Mais ils ont aussi compris que, en tant que protagoniste, Julie était naturellement mécontente d’avoir été ainsi ignorée.

Le nez d’Anne était légèrement rouge et des larmes ont lentement coulé de ses yeux.

« Désolée, Julie a dû se fâcher contre moi, c’est pour ça qu’elle boude », a-t-elle dit.

« C’est de ma faute, j’ai causé des ennuis à tout le monde, je ferais mieux de partir », a-t-elle ajouté.

Puis elle a pris Fifi dans ses bras et elles sont sorties de l’hôtel.

Léo est resté figé, ressentant un étrange sentiment de culpabilité, mais pas envers Anne.

C’était plutôt parce qu’il avait complètement oublié d’aller chercher Julie.

Il a rapidement réfléchi à une façon de réparer cela, mais en voyant Anne partir, il a cédé.

Il est sorti en courant et les a ramenées.

« Anne, il n’y a qu’un hôtel dans les environs.
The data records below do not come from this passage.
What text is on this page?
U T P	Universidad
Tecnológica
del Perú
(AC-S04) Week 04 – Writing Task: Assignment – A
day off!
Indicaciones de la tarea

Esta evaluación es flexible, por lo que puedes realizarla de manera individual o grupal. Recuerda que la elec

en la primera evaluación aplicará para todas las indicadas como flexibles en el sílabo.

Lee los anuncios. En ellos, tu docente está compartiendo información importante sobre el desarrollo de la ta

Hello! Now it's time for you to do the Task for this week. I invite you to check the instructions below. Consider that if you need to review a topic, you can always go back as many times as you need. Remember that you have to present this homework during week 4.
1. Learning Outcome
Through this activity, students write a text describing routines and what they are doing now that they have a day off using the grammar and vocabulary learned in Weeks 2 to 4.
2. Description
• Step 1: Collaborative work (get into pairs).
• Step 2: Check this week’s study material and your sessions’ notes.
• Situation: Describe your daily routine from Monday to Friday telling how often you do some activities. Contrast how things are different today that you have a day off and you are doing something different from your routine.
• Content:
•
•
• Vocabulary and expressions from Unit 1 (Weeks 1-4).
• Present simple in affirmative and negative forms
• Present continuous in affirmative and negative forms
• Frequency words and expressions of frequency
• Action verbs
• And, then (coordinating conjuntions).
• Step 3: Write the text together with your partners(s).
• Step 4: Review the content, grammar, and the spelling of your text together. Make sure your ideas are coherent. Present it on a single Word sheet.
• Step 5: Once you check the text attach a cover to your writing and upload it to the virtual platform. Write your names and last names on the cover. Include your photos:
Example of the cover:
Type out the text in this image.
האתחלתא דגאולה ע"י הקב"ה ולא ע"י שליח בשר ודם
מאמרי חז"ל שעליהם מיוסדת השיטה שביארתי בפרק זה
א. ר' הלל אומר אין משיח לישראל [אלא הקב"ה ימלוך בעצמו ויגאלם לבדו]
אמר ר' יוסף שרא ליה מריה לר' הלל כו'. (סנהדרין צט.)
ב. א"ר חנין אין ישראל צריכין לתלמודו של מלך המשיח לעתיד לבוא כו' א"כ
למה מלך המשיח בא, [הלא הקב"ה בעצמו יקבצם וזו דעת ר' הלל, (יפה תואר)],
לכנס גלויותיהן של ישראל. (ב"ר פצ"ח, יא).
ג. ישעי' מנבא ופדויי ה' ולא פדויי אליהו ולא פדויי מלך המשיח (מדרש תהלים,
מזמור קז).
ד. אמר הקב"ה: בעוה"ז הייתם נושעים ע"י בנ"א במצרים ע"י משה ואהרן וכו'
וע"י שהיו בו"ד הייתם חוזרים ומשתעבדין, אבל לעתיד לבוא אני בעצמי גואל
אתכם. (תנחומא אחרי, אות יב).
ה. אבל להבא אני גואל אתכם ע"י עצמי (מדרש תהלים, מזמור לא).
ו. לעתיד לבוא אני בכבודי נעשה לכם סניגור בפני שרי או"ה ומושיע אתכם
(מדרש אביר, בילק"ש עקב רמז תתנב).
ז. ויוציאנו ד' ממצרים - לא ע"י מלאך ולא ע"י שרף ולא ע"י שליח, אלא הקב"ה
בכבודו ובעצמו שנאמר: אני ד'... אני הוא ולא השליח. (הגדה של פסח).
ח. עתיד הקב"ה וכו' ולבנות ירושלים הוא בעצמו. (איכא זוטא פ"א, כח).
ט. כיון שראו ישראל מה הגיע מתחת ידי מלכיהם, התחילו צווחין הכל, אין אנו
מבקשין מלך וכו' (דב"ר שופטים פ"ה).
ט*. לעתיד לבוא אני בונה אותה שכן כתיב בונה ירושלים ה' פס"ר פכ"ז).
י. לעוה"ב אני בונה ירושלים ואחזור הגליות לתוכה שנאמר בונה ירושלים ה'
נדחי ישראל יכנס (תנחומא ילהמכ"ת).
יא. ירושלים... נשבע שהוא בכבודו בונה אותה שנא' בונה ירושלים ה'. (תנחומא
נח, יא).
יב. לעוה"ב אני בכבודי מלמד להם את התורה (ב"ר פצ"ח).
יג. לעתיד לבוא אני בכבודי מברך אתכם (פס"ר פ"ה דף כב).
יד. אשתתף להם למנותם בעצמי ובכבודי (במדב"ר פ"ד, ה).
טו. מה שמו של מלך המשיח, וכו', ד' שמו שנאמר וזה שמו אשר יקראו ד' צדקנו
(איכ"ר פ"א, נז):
Restez ici ce soir, demain je vous ramènerai », a-t-il dit.

La réceptionniste a exprimé ses difficultés : avec l’afflux récent de touristes, il n’y avait plus de chambres disponibles.

Léo a réfléchi un instant, puis a ordonné fermement :

« Julie a réservé une suite présidentielle ici, donne-moi la carte de la chambre ! »

La réceptionniste a hésité un instant, puis a secoué la tête.

« Désolée, monsieur, sans l’accord de Mme Dubois, nous ne pouvons pas vous remettre la carte ! »

Le visage de Léo s’est alors teinté de colère. Il a sorti son certificat de mariage et l’a jeté sur le comptoir.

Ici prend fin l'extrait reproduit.